Cognitive and Affective Sciences Laboratory (SCALab), UMR CNRS 9193, University of Lille-3, Lille, France.
Exp Brain Res. 2018 Mar;236(3):813-820. doi: 10.1007/s00221-018-5176-8. Epub 2018 Jan 16.
Many everyday spatial activities require the cooperation or switching between egocentric (subject-to-object) and allocentric (object-to-object) spatial representations. The literature on blind people has reported that the lack of vision (congenital blindness) may limit the capacity to represent allocentric spatial information. However, research has mainly focused on the selective involvement of egocentric or allocentric representations, not the switching between them. Here we investigated the effect of visual deprivation on the ability to switch between spatial frames of reference. To this aim, congenitally blind (long-term visual deprivation), blindfolded sighted (temporary visual deprivation) and sighted (full visual availability) participants were compared on the Ego-Allo switching task. This task assessed the capacity to verbally judge the relative distances between memorized stimuli in switching (from egocentric-to-allocentric: Ego-Allo; from allocentric-to-egocentric: Allo-Ego) and non-switching (only-egocentric: Ego-Ego; only-allocentric: Allo-Allo) conditions. Results showed a difficulty in congenitally blind participants when switching from allocentric to egocentric representations, not when the first anchor point was egocentric. In line with previous results, a deficit in processing allocentric representations in non-switching conditions also emerged. These findings suggest that the allocentric deficit in congenital blindness may determine a difficulty in simultaneously maintaining and combining different spatial representations. This deficit alters the capacity to switch between reference frames specifically when the first anchor point is external and not body-centered.

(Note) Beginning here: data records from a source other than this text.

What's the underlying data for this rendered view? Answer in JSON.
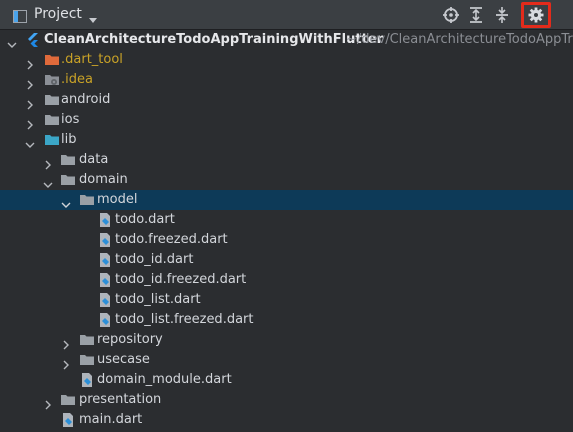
{
  "header": {
    "title": "Project",
    "toolbar": [
      "locate-icon",
      "expand-all-icon",
      "collapse-all-icon",
      "gear-icon"
    ]
  },
  "tree": {
    "root": {
      "name": "CleanArchitectureTodoAppTrainingWithFlutter",
      "path": "~/dev/CleanArchitectureTodoAppTraini"
    },
    "items": [
      {
        "label": ".dart_tool"
      },
      {
        "label": ".idea"
      },
      {
        "label": "android"
      },
      {
        "label": "ios"
      },
      {
        "label": "lib"
      },
      {
        "label": "data"
      },
      {
        "label": "domain"
      },
      {
        "label": "model"
      },
      {
        "label": "todo.dart"
      },
      {
        "label": "todo.freezed.dart"
      },
      {
        "label": "todo_id.dart"
      },
      {
        "label": "todo_id.freezed.dart"
      },
      {
        "label": "todo_list.dart"
      },
      {
        "label": "todo_list.freezed.dart"
      },
      {
        "label": "repository"
      },
      {
        "label": "usecase"
      },
      {
        "label": "domain_module.dart"
      },
      {
        "label": "presentation"
      },
      {
        "label": "main.dart"
      }
    ]
  },
  "colors": {
    "selection": "#0d3a58",
    "excluded_text": "#c9a227",
    "highlight_border": "#e32b1b"
  }
}
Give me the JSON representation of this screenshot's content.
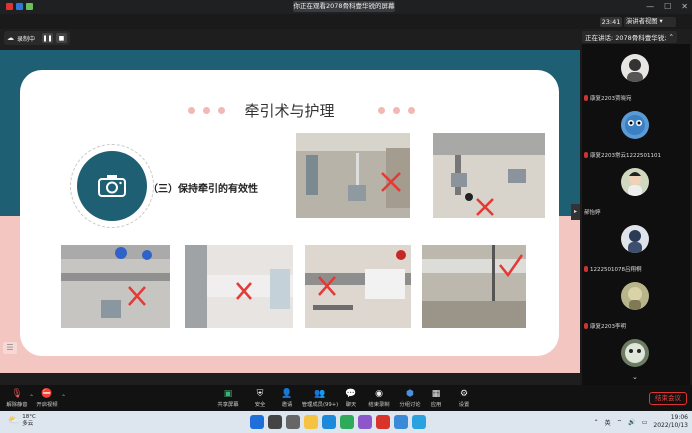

许多日常空间活动需要自我中心(主体到客体)和异我中心(客体到客体)空间表征之间的协作或转换。关于盲人的文献报道称,视力缺失(先天性失明)可能会限制表征异我中心空间信息的能力。然而,研究主要集中在自我中心或异我中心表征的选择性参与,而非它们之间的转换。在此,我们研究了视觉剥夺对在空间参照系之间进行转换的能力的影响。为此,我们在自我-异我转换任务中对先天性失明(长期视觉剥夺)、蒙眼的视力正常者(临时视觉剥夺)和视力正常者(完全具备视觉)进行了比较。该任务评估了在转换(从自我中心到异我中心:自我-异我;从异我中心到自我中心:异我-自我)和非转换(仅自我中心:自我-自我;仅异我中心:异我-异我)条件下,通过言语判断记忆刺激之间相对距离的能力。结果显示,先天性失明参与者在从异我中心转换到自我中心表征时存在困难,而当第一个锚点是自我中心时则不存在困难。与先前的结果一致,在非转换条件下处理异我中心表征时也出现了缺陷。这些发现表明,先天性失明中的异我中心缺陷可能导致在同时维持和组合不同空间表征方面存在困难。这种缺陷尤其在第一个锚点是外部而非以身体为中心时,会改变在参照系之间进行转换的能力。